Staffing plans show the number and types or classifications of employees a business needs to have on board over time. A plan can be developed for the company as a whole, for a department within the company or for a specific, time-limited project. Not only do staffing plans guide the recruitment, hiring and development of employees, the plans are also essential for budgeting and financial needs. Funding proposals – such as seeking venture capital for a startup or writing an application for a grant – usually require staffing plans.
Time frames for staffing plans vary according to the needs of the company. A tech industry startup might project the staffing plan over 10 years or more, while an established company in a relatively stable industry might focus on two to five years. Project-based staffing plans should reflect the anticipated time span of the project, which could range from one month to several years.
Seasonal fluctuations should also be reflected in the time frame of staffing plans. For example, a retail company with heavy seasonal loads caused by holiday shopping periods might determine its staffing needs month by month throughout the year. The company might further refine the plan into weekly intervals for the largest holiday shopping period in November and December.
Regardless of the time frame used, staffing plans should be reviewed periodically and adjusted as work is accomplished and staffing needs change. With the exception of short-term project plans, most staffing plans can be reviewed at quarterly, semiannual or yearly intervals.

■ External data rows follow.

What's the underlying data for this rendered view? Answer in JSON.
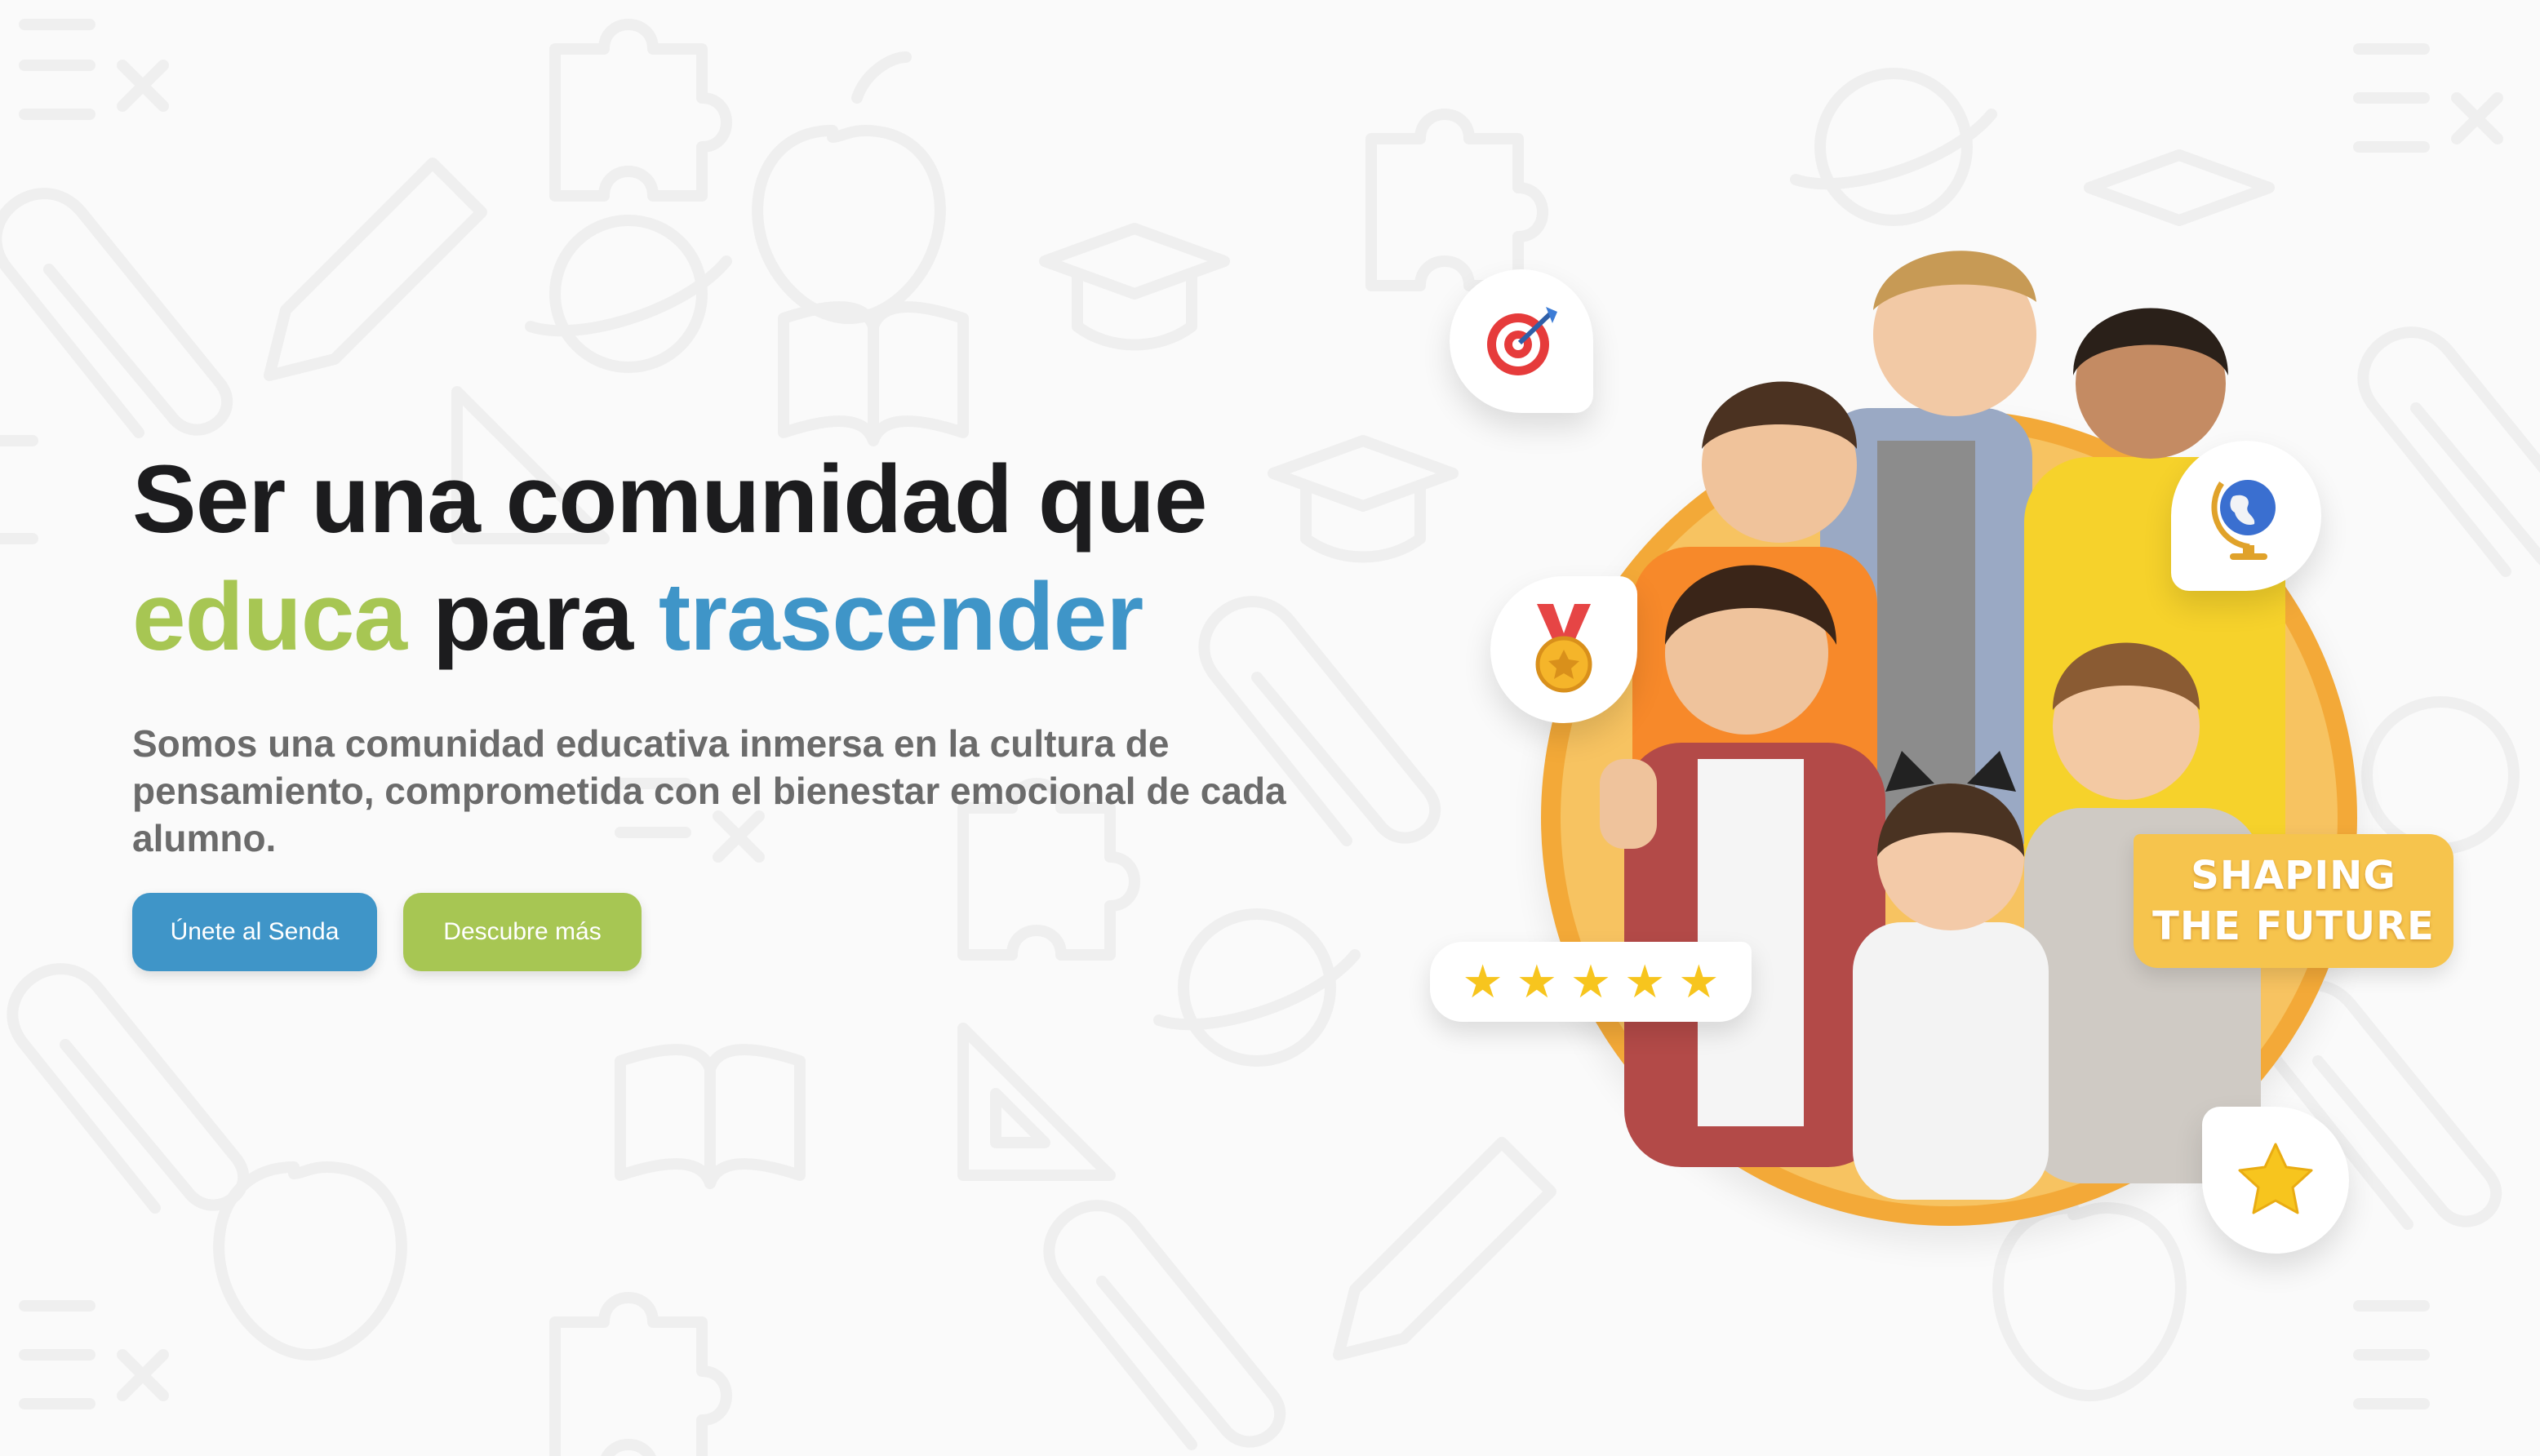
{
  "hero": {
    "title_line1": "Ser una comunidad que",
    "title_word_green": "educa",
    "title_word_mid": " para ",
    "title_word_blue": "trascender",
    "description": "Somos una comunidad educativa inmersa en la cultura de pensamiento, comprometida con el bienestar emocional de cada alumno."
  },
  "buttons": {
    "primary_label": "Únete al Senda",
    "secondary_label": "Descubre más"
  },
  "illustration": {
    "badge_line1": "SHAPING",
    "badge_line2": "THE FUTURE",
    "rating_stars": 5,
    "icons": [
      "target-icon",
      "medal-icon",
      "globe-icon",
      "star-icon"
    ]
  },
  "colors": {
    "green": "#a7c653",
    "blue": "#3f95c8",
    "orange": "#f3a938",
    "yellow": "#f6c44d",
    "dark": "#1c1c1e"
  }
}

The basic outline for a staffing plan involves determining the projected staffing levels needed over time, looking at current staffing levels and identifying the deficiencies or “gaps” between the two. Recommendations can then be made for resolving the gaps, whether through recruitment of new hires, training and promotion from within or outsourcing to contractors.
A simple way to determine the needed staffing levels is to aggregate the needs by department, project or other subunit of the company. Once the departments have determined their projected staffing needs, the information can be summed, or entered into a spreadsheet and totaled. This is called “bottom-up” planning, and it works well for businesses with multiple short-term projects, or with defined departments that can accurately project their staffing needs on a yearly basis.
Refinements to this type of planning can be made by assigning a weighted probability for each project. For example, a project that is currently in operation would have a 100 percent probability of occurring, while a project that is envisioned to begin in four years might be assigned a 25 percent probability. The staffing numbers for each project are multiplied by the percentage to produce a weighted average of the staffing levels. Another type of plan focuses on the gaps or changes in staffing level for each department, projected over time.
A variety of staffing plan templates are available online, often with free downloads. The templates may be presented in a spreadsheet form such as Excel, or as a Word document. Using a template can save a great deal of time, because you can simply enter your company’s data without having to develop a format from scratch. However, you should first review any template under consideration to make sure it meets your company’s needs as well as any regulatory or industry requirements. A staffing plan for a fast-food restaurant, for example, would probably not produce a suitable plan for a hospital. Some templates allow for modification of the basic form, so that you can tailor them to your company’s specific needs.